En 1825, parurent les Mémoires de madame de Genlis. Personne n'avait été mieux placé pour connaître le monde de l'ancien régime à la veille de la Révolution: elle écrivait qu'il avait suffi à la jeune duchesse de paraître pour conquérir la société, on pourrait dire la cour du duc d'Orléans[4]. Mais madame de Genlis était née institutrice pour faire la leçon aux succès des autres. Dès 1804, hâtive comme l'envie, dans un livre qu'elle ne signa pas et où les victimes de sa mémoire étaient, sans être nommées, enlaidies avec assez d'art pour demeurer reconnaissables, elle avait dit Aimée «légère, étourdie, avec des accès de gaieté qui ressemblent un peu à de la folie», et «quelque chose d'indécent[5]».

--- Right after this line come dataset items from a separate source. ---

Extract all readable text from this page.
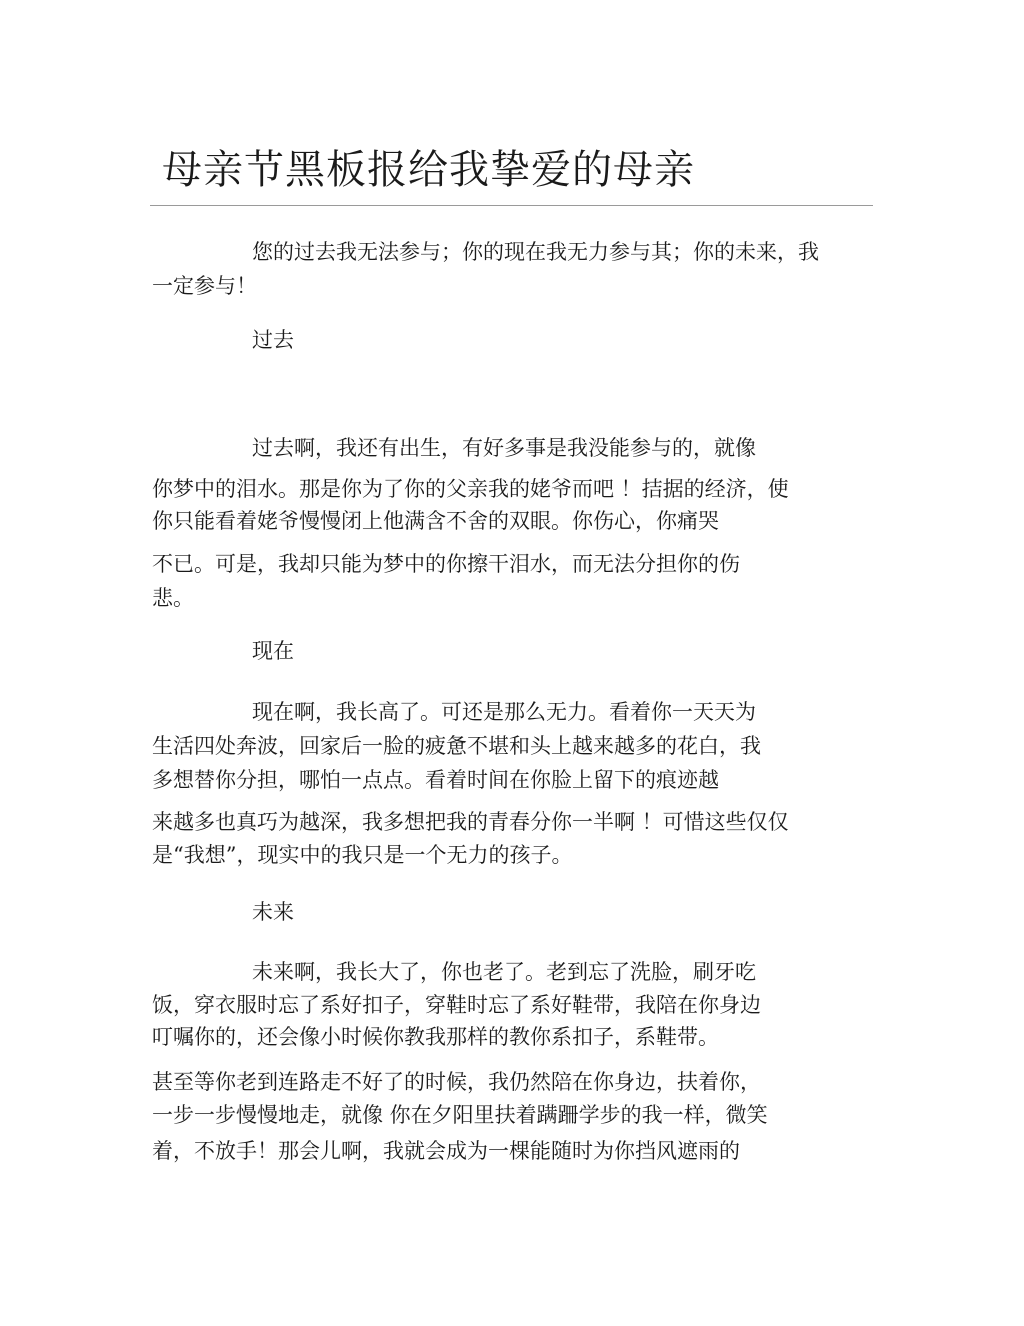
母亲节黑板报给我挚爱的母亲

您的过去我无法参与；你的现在我无力参与其；你的未来，我

一定参与！

过去

过去啊，我还有出生，有好多事是我没能参与的，就像

你梦中的泪水。那是你为了你的父亲我的姥爷而吧 ！拮据的经济，使

你只能看着姥爷慢慢闭上他满含不舍的双眼。你伤心，你痛哭

不已。可是，我却只能为梦中的你擦干泪水，而无法分担你的伤

悲。

现在

现在啊，我长高了。可还是那么无力。看着你一天天为

生活四处奔波，回家后一脸的疲惫不堪和头上越来越多的花白，我

多想替你分担，哪怕一点点。看着时间在你脸上留下的痕迹越

来越多也真巧为越深，我多想把我的青春分你一半啊 ！可惜这些仅仅

是“我想”，现实中的我只是一个无力的孩子。

未来

未来啊，我长大了，你也老了。老到忘了洗脸，刷牙吃

饭，穿衣服时忘了系好扣子，穿鞋时忘了系好鞋带，我陪在你身边

叮嘱你的，还会像小时候你教我那样的教你系扣子，系鞋带。

甚至等你老到连路走不好了的时候，我仍然陪在你身边，扶着你，

一步一步慢慢地走，就像 你在夕阳里扶着蹒跚学步的我一样，微笑

着，不放手！那会儿啊，我就会成为一棵能随时为你挡风遮雨的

[4] «Madame de Fleury était fort jolie. M. le duc de Chartres l'aimait tellement qu'il l'appelait sa sœur; elle l'appelait son frère.»—Madame de Genlis, Mémoires, t. IV, p. 348. Paris, Lavocat, 1825.

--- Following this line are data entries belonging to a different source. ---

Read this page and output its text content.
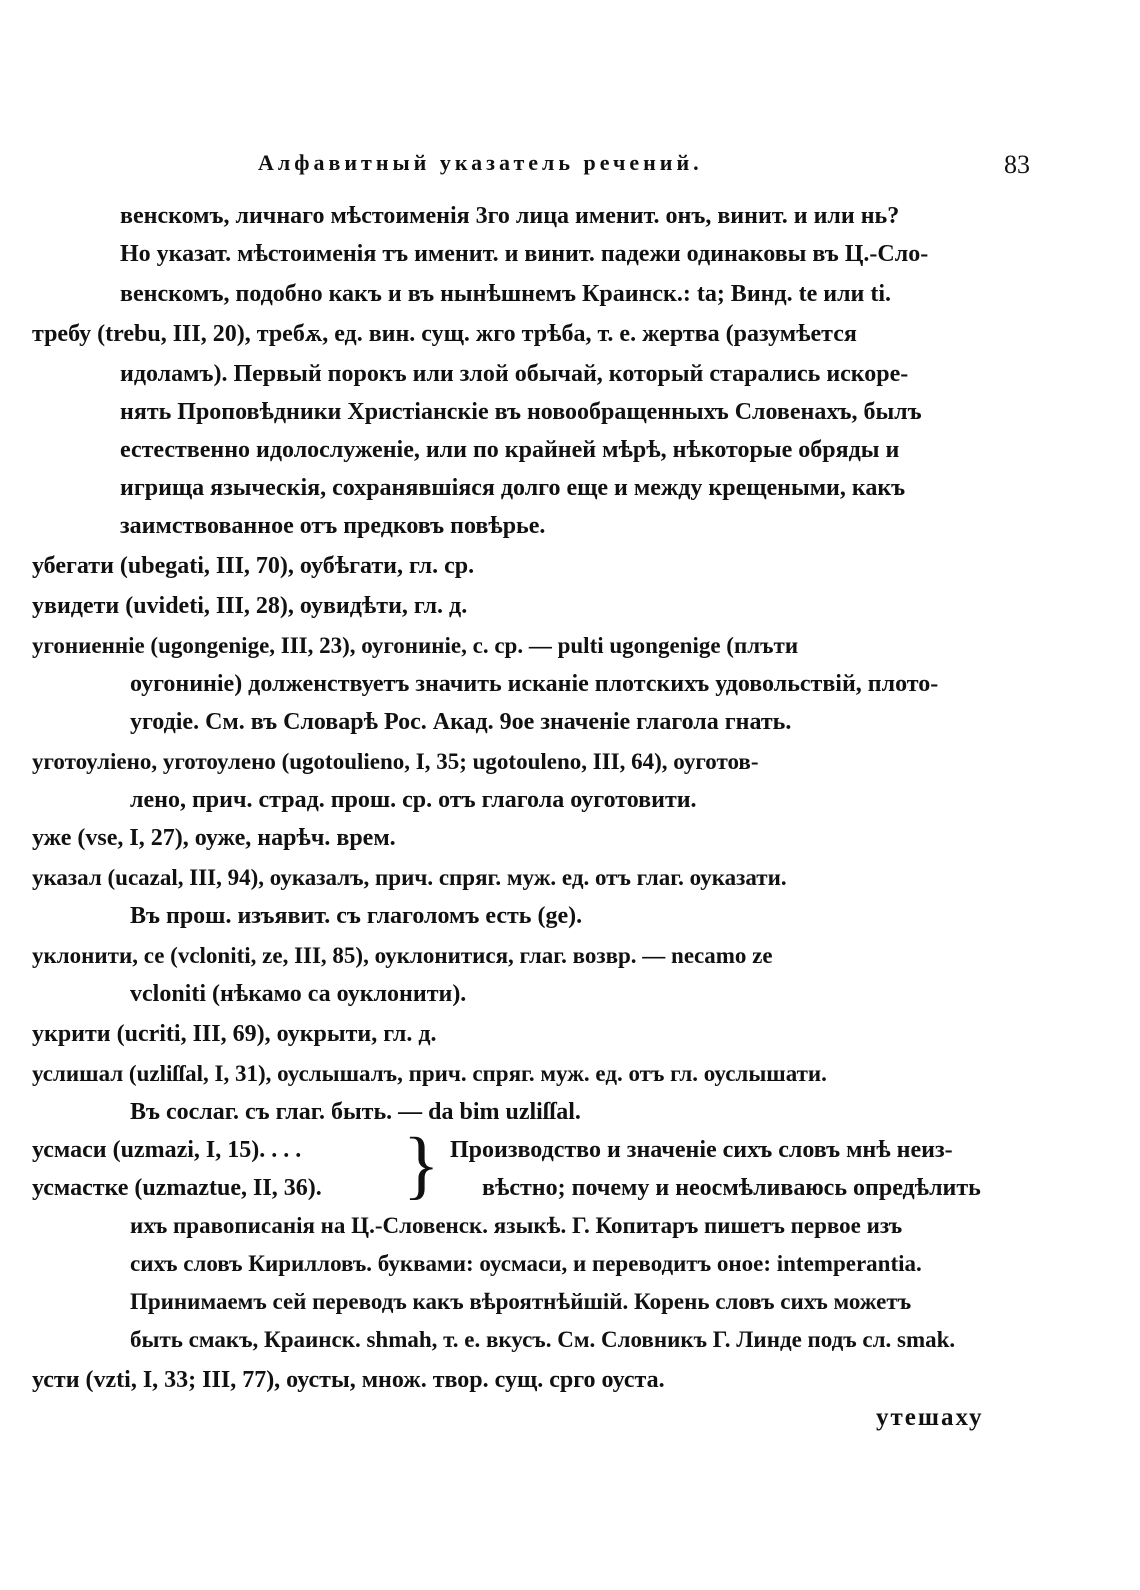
Алфавитный указатель речений.	83
венскомъ, личнаго мѣстоименія 3го лица именит. онъ, винит. и или нь?
Но указат. мѣстоименія тъ именит. и винит. падежи одинаковы въ Ц.-Сло-
венскомъ, подобно какъ и въ нынѣшнемъ Краинск.: ta; Винд. te или ti.
требу (trebu, III, 20), требѫ, ед. вин. сущ. жго трѣба, т. е. жертва (разумѣется
идоламъ). Первый порокъ или злой обычай, который старались искоре-
нять Проповѣдники Христіанскіе въ новообращенныхъ Словенахъ, былъ
естественно идолослуженіе, или по крайней мѣрѣ, нѣкоторые обряды и
игрища языческія, сохранявшіяся долго еще и между крещеными, какъ
заимствованное отъ предковъ повѣрье.
убегати (ubegati, III, 70), оубѣгати, гл. ср.
увидети (uvideti, III, 28), оувидѣти, гл. д.
угониенніе (ugongenige, III, 23), оугониніе, с. ср. — pulti ugongenige (плъти
оугониніе) долженствуетъ значить исканіе плотскихъ удовольствій, плото-
угодіе. См. въ Словарѣ Рос. Акад. 9ое значеніе глагола гнать.
уготоуліено, уготоулено (ugotoulieno, I, 35; ugotoulenо, III, 64), оуготов-
лено, прич. страд. прош. ср. отъ глагола оуготовити.
уже (vse, I, 27), оуже, нарѣч. врем.
указал (ucazal, III, 94), оуказалъ, прич. спряг. муж. ед. отъ глаг. оуказати.
Въ прош. изъявит. съ глаголомъ есть (ge).
уклонити, се (vcloniti, ze, III, 85), оуклонитися, глаг. возвр. — necamo ze
vcloniti (нѣкамо са оуклонити).
укрити (ucriti, III, 69), оукрыти, гл. д.
услишал (uzliſſal, I, 31), оуслышалъ, прич. спряг. муж. ед. отъ гл. оуслышати.
Въ сослаг. съ глаг. быть. — da bim uzliſſal.
усмаси (uzmazi, I, 15). . . .	Производство и значеніе сихъ словъ мнѣ неиз-
}
усмастке (uzmaztue, II, 36).	вѣстно; почему и неосмѣливаюсь опредѣлить
ихъ правописанія на Ц.-Словенск. языкѣ. Г. Копитаръ пишетъ первое изъ
сихъ словъ Кирилловъ. буквами: оусмаси, и переводитъ оное: intemperantia.
Принимаемъ сей переводъ какъ вѣроятнѣйшій. Корень словъ сихъ можетъ
быть смакъ, Краинск. shmah, т. е. вкусъ. См. Словникъ Г. Линде подъ сл. smak.
усти (vzti, I, 33; III, 77), оусты, множ. твор. сущ. срго оуста.
утешаху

[5] Souvenirs de Félicie, p. 180.
Bien autres furent les sentiments inspirés par la duchesse à madame Vigée-Lebrun. La grande artiste qui a rendu impérissables pour nous les dernières grâces de l'aristocratie française avait aussi une plume, bien qu'inégale à son pinceau. Ses Souvenirs, publiés en 1828, présentent ainsi la femme qu'elle avait connue durant la Révolution: «La nature semblait s'être plu à la combler de tous ses dons. Son visage était enchanteur, son regard brûlant, sa taille celle qu'on donne à Vénus;… le goût et l'esprit de la duchesse de Fleury brillaient par-dessus tout.» C'est l'œil difficile du peintre qui juge cette beauté du corps: les autres mérites ont gagné le cœur de l'amie. Elle est d'autant moins suspecte quand elle ajoute: «Cette femme si séduisante me semblait dès lors exposée aux dangers qui menacent tous les êtres doués d'une imagination ardente. Elle était tellement susceptible de se passionner que, en songeant combien elle était jeune, combien elle était belle, je tremblais pour le repos de sa vie; je la voyais souvent écrire au duc de Lauzun, qui était bel homme, plein d'esprit et très aimable, mais d'une grande immoralité, et je craignais pour elle cette liaison, quoique je puisse penser qu'elle était fort innocente… La dernière passion qu'elle prit s'alluma pour un frère de Garat[6].» La bienveillante observatrice admet, il est vrai, qu'aimer n'est pas faillir. Mais, bientôt après, les Souvenirs d'une autre contemporaine, la baronne de Vauday, donnaient des détails peu platoniques sur l'aventure avec Garat[7], et le caprice pour Lauzun n'avait pas semblé plus pur à un autre témoin, Horace Walpole.
[6] Madame Vigée-Lebrun, Souvenirs, t. II, pp. 60-62.
[7] Souvenirs du Directoire et de l'Empire, par madame la baronne de V…, Paris, Cosson, 1847.